Quando o orçamento secreto desafia os pilares da administração pública
As chamadas emendas de relator (RP9) ganharam notoriedade nacional por sua falta de transparência e por favorecerem interesses políticos individuais, sem critérios técnicos claros. Popularmente conhecidas como “orçamento secreto”, essas emendas levantaram sérios questionamentos jurídicos e institucionais, principalmente por violar o princípio da impessoalidade previsto na Constituição Federal.
Neste artigo, você entenderá como esse tipo de emenda funciona, seus efeitos práticos, e por que o Supremo Tribunal Federal (STF) decidiu derrubar sua legalidade em 2022.
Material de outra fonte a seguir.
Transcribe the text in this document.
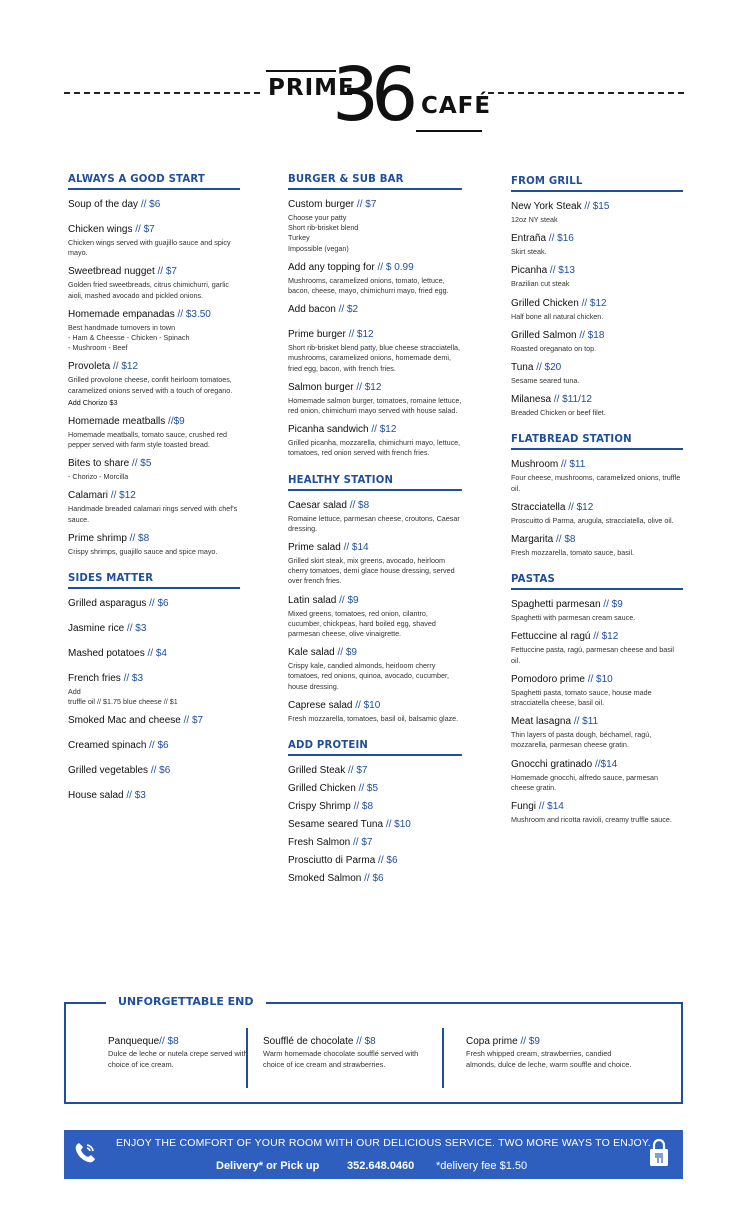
PRIME
36 CAFÉ
ALWAYS A GOOD START
Soup of the day // $6
Chicken wings // $7
Chicken wings served with guajillo sauce and spicy mayo.
Sweetbread nugget // $7
Golden fried sweetbreads, citrus chimichurri, garlic aioli, mashed avocado and pickled onions.
Homemade empanadas // $3.50
Best handmade turnovers in town
- Ham & Cheesse - Chicken - Spinach
- Mushroom - Beef
Provoleta // $12
Grilled provolone cheese, confit heirloom tomatoes, caramelized onions served with a touch of oregano.
Add Chorizo $3
Homemade meatballs //$9
Homemade meatballs, tomato sauce, crushed red pepper served with farm style toasted bread.
Bites to share // $5
- Chorizo - Morcilla
Calamari // $12
Handmade breaded calamari rings served with chef's sauce.
Prime shrimp // $8
Crispy shrimps, guajillo sauce and spice mayo.
SIDES MATTER
Grilled asparagus // $6
Jasmine rice // $3
Mashed potatoes // $4
French fries // $3
Add
truffle oil // $1.75 blue cheese // $1
Smoked Mac and cheese // $7
Creamed spinach // $6
Grilled vegetables // $6
House salad // $3
BURGER & SUB BAR
Custom burger // $7
Choose your patty
Short rib-brisket blend
Turkey
Impossible (vegan)
Add any topping for // $ 0.99
Mushrooms, caramelized onions, tomato, lettuce, bacon, cheese, mayo, chimichurri mayo, fried egg.
Add bacon // $2
Prime burger // $12
Short rib-brisket blend patty, blue cheese stracciatella, mushrooms, caramelized onions, homemade demi, fried egg, bacon, with french fries.
Salmon burger // $12
Homemade salmon burger, tomatoes, romaine lettuce, red onion, chimichurri mayo served with house salad.
Picanha sandwich // $12
Grilled picanha, mozzarella, chimichurri mayo, lettuce, tomatoes, red onion served with french fries.
HEALTHY STATION
Caesar salad // $8
Romaine lettuce, parmesan cheese, croutons, Caesar dressing.
Prime salad // $14
Grilled skirt steak, mix greens, avocado, heirloom cherry tomatoes, demi glace house dressing, served over french fries.
Latin salad // $9
Mixed greens, tomatoes, red onion, cilantro, cucumber, chickpeas, hard boiled egg, shaved parmesan cheese, olive vinaigrette.
Kale salad // $9
Crispy kale, candied almonds, heirloom cherry tomatoes, red onions, quinoa, avocado, cucumber, house dressing.
Caprese salad // $10
Fresh mozzarella, tomatoes, basil oil, balsamic glaze.
ADD PROTEIN
Grilled Steak // $7
Grilled Chicken // $5
Crispy Shrimp // $8
Sesame seared Tuna // $10
Fresh Salmon // $7
Prosciutto di Parma // $6
Smoked Salmon // $6
FROM GRILL
New York Steak // $15
12oz NY steak
Entraña // $16
Skirt steak.
Picanha // $13
Brazilian cut steak
Grilled Chicken // $12
Half bone all natural chicken.
Grilled Salmon // $18
Roasted oreganato on top.
Tuna // $20
Sesame seared tuna.
Milanesa // $11/12
Breaded Chicken or beef filet.
FLATBREAD STATION
Mushroom // $11
Four cheese, mushrooms, caramelized onions, truffle oil.
Stracciatella // $12
Proscuitto di Parma, arugula, stracciatella, olive oil.
Margarita // $8
Fresh mozzarella, tomato sauce, basil.
PASTAS
Spaghetti parmesan // $9
Spaghetti with parmesan cream sauce.
Fettuccine al ragú // $12
Fettuccine pasta, ragú, parmesan cheese and basil oil.
Pomodoro prime // $10
Spaghetti pasta, tomato sauce, house made stracciatella cheese, basil oil.
Meat lasagna // $11
Thin layers of pasta dough, béchamel, ragú, mozzarella, parmesan cheese gratin.
Gnocchi gratinado //$14
Homemade gnocchi, alfredo sauce, parmesan cheese gratin.
Fungi // $14
Mushroom and ricotta ravioli, creamy truffle sauce.
UNFORGETTABLE END
Panqueque// $8
Dulce de leche or nutela crepe served with choice of ice cream.
Soufflé de chocolate // $8
Warm homemade chocolate soufflé served with choice of ice cream and strawberries.
Copa prime // $9
Fresh whipped cream, strawberries, candied almonds, dulce de leche, warm souffle and choice.
ENJOY THE COMFORT OF YOUR ROOM WITH OUR DELICIOUS SERVICE. TWO MORE WAYS TO ENJOY.
Delivery* or Pick up	352.648.0460 *delivery fee $1.50
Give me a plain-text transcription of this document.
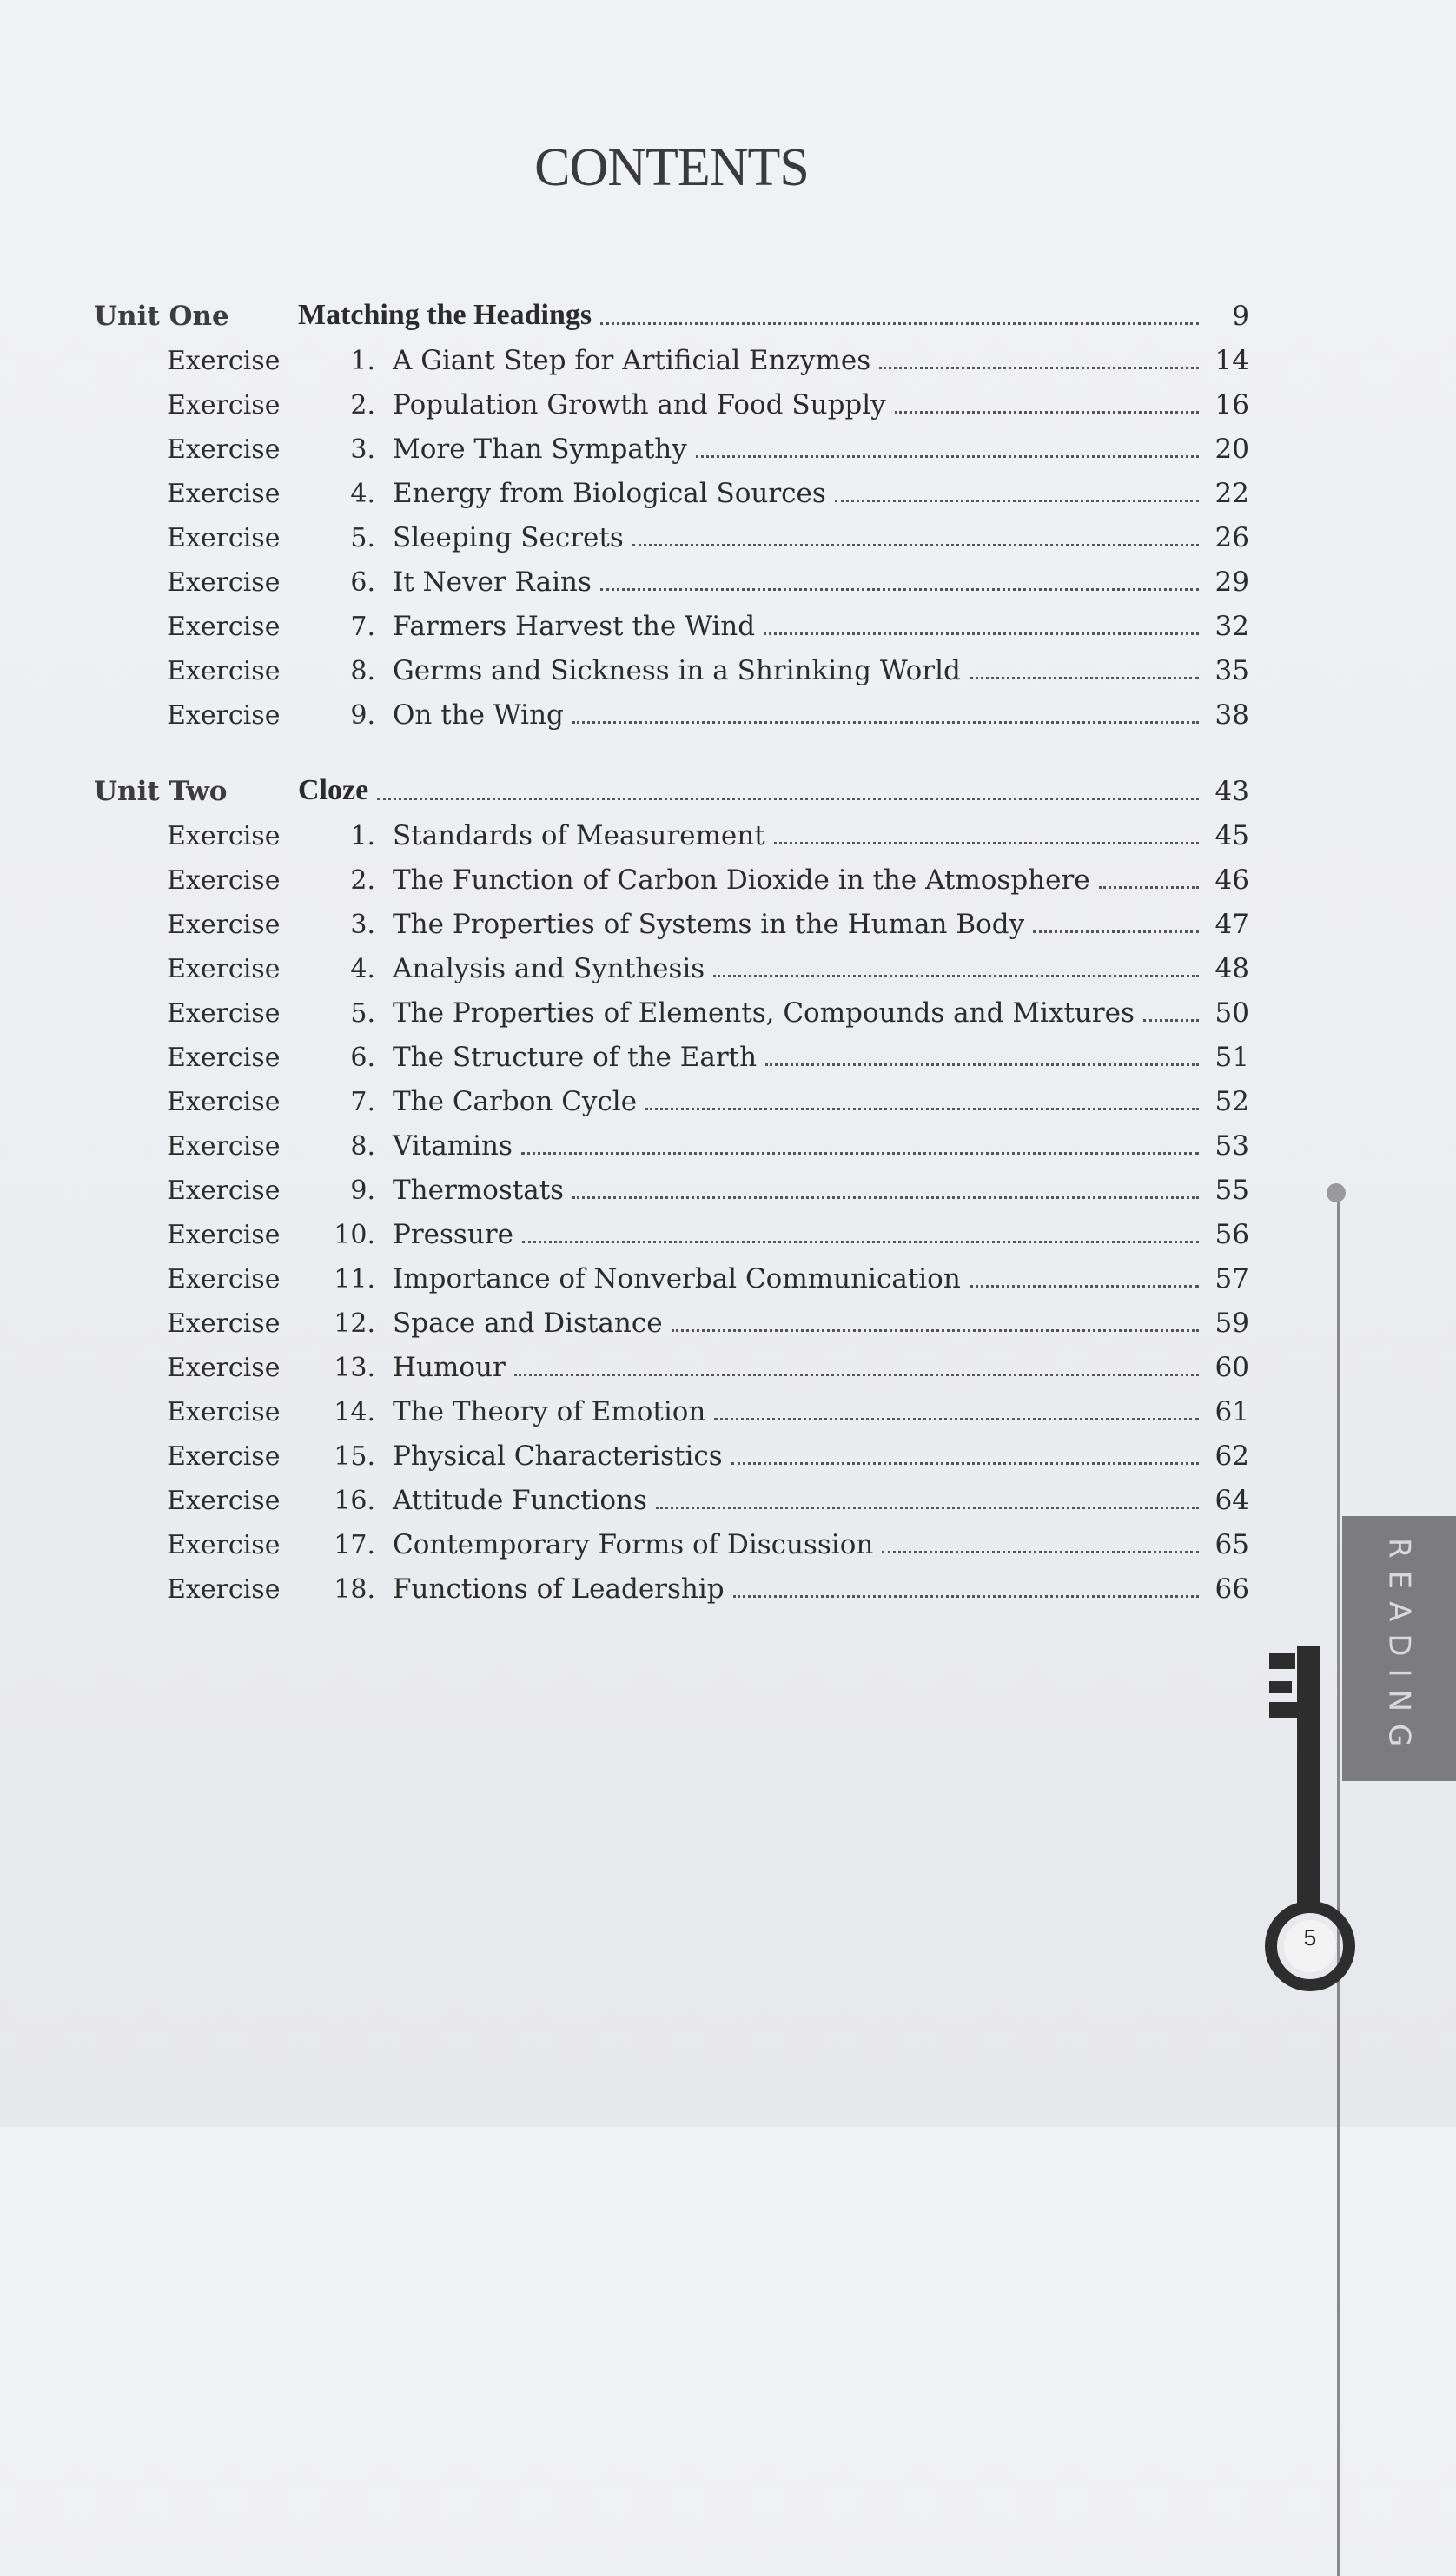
CONTENTS
Unit One	Matching the Headings	9
Exercise	1. A Giant Step for Artificial Enzymes	14
Exercise	2. Population Growth and Food Supply	16
Exercise	3. More Than Sympathy	20
Exercise	4. Energy from Biological Sources	22
Exercise	5. Sleeping Secrets	26
Exercise	6. It Never Rains	29
Exercise	7. Farmers Harvest the Wind	32
Exercise	8. Germs and Sickness in a Shrinking World	35
Exercise	9. On the Wing	38
Unit Two	Cloze	43
Exercise	1. Standards of Measurement	45
Exercise	2. The Function of Carbon Dioxide in the Atmosphere	46
Exercise	3. The Properties of Systems in the Human Body	47
Exercise	4. Analysis and Synthesis	48
Exercise	5. The Properties of Elements, Compounds and Mixtures	50
Exercise	6. The Structure of the Earth	51
Exercise	7. The Carbon Cycle	52
Exercise	8. Vitamins	53
Exercise	9. Thermostats	55
Exercise	10. Pressure	56
Exercise	11. Importance of Nonverbal Communication	57
Exercise	12. Space and Distance	59
Exercise	13. Humour	60
Exercise	14. The Theory of Emotion	61
Exercise	15. Physical Characteristics	62
Exercise	16. Attitude Functions	64
Exercise	17. Contemporary Forms of Discussion	65
Exercise	18. Functions of Leadership	66	READING
5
O que são as emendas de relator?
As emendas de relator (RP9) são inserções orçamentárias feitas diretamente pelo relator-geral da Lei Orçamentária Anual, geralmente após negociações informais com congressistas e membros do governo.
Diferentemente das emendas individuais (RP6) ou de bancada (RP7), as RP9 não identificam o autor da destinação nem os critérios de escolha dos beneficiários, o que compromete a rastreabilidade e o controle social dos recursos.
Na prática, são valores bilionários direcionados com baixa ou nenhuma transparência.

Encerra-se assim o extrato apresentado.